The award for best of the weekend, however, goes again to the Wilmington Star News for its pointed criticism of the right-wing ideologues on the UNC Board of Governors  who are doing their worst to undermine the conservative Republican President, Margaret Spellings. As the editorial notes, reactionary troublemakers Tom Fetzer and Thom Goolsby have been attacking Spellings for having the temerity to express concerns about campus security in a letter about the “Silent Sam” statue at UNC Chapel Hill. Here’s the Star News:
“Fetzer, Goolsby, et al., took umbrage that Spellings didn’t ask them please before that letter was dropped in the mail.
Board members were also known to be miffed that Spellings wrote an op-ed column for the Washington Post urging President Trump to uphold DACA, the “Dreamers” exemption.
Then came a contentious board meeting, in which the new majority bloc put forward a number of resolutions, including reviewing the size of Spellings’ staff, cutting tuition and moving the university president’s office to Raleigh or the Research Triangle — any place, it seems, other than Chapel Hill, where it presently is.
May we humbly suggest this smacks of micromanaging and not very wise managing at that.
Tuition cuts are great, but as Republicans are wont to ask, how do you pay for them? This legislature isn’t raising UNC appropriations any time soon, so the reduced tuition revenue would have to be met by slashing campus budgets.
Moving the university system’s management out of Chapel Hill would be extremely expensive (as a few governors pointed out) and would serve no good purpose — other than sticking it to ‘Pinko Hill,’ as the late Jesse Helms used to call it.

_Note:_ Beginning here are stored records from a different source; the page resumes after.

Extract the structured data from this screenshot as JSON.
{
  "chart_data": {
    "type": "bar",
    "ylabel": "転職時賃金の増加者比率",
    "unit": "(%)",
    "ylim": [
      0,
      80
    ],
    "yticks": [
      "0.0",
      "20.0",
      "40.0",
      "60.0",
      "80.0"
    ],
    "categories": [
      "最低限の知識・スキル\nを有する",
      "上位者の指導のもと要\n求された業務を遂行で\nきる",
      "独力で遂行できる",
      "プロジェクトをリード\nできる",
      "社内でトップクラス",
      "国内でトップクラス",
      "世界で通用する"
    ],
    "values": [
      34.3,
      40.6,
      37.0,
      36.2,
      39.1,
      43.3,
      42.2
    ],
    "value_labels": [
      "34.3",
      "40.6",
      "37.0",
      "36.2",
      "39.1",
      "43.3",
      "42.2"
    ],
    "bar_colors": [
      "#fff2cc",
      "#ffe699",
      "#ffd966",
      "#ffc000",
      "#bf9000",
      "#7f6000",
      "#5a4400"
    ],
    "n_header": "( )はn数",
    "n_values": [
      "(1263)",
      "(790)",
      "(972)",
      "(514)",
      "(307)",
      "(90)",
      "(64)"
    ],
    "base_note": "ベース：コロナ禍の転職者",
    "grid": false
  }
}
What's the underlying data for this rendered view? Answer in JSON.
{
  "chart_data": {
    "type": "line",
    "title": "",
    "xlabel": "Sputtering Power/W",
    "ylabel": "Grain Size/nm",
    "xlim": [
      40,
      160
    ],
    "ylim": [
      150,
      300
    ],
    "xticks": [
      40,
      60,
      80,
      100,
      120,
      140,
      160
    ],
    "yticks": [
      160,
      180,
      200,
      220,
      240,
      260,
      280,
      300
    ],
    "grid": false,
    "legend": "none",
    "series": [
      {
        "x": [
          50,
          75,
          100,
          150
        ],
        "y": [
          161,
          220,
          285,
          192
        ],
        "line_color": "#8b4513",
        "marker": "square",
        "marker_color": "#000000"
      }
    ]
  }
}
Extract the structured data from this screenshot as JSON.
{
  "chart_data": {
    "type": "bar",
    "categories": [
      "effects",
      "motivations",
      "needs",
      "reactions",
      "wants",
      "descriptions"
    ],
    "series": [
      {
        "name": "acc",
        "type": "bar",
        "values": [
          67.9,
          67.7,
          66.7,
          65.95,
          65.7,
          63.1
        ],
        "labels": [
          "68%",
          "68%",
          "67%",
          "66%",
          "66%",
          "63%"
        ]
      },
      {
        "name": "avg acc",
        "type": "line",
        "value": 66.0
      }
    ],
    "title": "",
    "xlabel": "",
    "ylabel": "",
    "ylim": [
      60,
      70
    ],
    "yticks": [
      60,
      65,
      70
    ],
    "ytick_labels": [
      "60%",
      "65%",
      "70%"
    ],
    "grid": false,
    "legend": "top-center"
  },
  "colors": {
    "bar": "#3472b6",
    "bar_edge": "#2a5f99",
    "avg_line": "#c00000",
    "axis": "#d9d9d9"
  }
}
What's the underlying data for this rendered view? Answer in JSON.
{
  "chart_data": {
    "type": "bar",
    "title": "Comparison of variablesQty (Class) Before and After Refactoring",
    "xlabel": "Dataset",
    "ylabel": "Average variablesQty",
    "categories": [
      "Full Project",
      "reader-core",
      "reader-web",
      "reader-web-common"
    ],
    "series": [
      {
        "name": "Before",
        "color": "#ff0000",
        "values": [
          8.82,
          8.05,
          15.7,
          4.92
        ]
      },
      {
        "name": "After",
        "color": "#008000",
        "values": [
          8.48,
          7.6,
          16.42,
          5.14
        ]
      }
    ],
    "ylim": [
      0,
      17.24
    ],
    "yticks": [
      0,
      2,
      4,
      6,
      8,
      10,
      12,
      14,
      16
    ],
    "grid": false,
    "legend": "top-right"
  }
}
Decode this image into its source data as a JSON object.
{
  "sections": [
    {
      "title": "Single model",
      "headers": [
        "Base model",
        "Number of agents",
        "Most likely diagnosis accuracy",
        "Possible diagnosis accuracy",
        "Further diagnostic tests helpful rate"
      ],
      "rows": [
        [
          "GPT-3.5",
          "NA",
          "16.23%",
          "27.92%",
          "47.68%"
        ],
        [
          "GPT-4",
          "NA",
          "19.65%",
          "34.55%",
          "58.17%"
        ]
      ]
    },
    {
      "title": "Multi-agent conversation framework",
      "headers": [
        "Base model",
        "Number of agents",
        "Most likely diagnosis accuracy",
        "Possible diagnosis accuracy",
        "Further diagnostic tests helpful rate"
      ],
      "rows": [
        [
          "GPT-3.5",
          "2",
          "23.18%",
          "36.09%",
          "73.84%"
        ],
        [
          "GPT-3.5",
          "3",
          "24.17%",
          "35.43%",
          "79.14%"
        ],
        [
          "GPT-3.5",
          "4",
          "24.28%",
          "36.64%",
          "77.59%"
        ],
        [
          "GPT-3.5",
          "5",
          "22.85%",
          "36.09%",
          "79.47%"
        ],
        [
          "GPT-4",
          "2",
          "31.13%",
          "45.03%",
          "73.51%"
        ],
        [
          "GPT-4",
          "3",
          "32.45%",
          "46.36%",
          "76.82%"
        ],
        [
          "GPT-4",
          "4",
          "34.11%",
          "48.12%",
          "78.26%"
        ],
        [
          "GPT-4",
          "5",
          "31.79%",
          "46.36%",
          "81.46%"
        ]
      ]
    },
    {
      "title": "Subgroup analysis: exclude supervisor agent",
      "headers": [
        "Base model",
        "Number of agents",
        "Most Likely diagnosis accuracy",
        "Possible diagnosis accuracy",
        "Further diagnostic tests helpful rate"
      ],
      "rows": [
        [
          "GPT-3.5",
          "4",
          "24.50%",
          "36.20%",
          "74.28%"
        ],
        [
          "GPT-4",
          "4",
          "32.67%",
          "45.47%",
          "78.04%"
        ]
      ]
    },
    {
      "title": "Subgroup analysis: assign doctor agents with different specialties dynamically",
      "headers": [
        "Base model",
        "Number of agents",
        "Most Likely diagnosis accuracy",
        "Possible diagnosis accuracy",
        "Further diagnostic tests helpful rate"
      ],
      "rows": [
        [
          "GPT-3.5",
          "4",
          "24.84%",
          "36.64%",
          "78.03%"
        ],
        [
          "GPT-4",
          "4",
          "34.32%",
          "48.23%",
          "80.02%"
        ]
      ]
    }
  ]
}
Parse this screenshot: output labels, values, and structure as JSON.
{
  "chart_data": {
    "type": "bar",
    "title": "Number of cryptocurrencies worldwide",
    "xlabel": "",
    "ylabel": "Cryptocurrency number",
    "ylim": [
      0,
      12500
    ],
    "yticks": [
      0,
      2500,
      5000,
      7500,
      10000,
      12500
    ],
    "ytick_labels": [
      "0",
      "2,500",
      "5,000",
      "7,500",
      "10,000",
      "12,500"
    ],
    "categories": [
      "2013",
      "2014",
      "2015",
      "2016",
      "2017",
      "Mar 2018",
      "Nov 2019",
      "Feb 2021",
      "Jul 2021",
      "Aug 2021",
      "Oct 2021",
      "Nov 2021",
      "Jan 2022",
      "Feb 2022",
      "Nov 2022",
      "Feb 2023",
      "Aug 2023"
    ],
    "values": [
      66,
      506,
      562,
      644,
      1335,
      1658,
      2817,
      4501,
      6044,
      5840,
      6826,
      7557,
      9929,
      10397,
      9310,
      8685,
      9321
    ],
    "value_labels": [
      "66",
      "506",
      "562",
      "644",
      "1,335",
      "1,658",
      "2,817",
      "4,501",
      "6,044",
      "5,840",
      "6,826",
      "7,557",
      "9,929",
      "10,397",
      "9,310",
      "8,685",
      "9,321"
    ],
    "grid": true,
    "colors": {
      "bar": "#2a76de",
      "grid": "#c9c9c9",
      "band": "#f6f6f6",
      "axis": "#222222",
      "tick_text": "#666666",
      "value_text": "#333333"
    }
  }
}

Republicans who used to sit on the Board of Governors, like PPD founder Fred Eshelman of Wilmington, expounded conservative principles, but they worked with Democrats on the board and the administration to make the university system better.
These days, though, it seems cooperation and compromise are for weenies and snowflakes.
As Ronald Reagan used to say, this is no way to run a railroad. If the new governors don’t want to get rid of Spellings, as they did Tom Ross, they should just sit back and let her do her job.”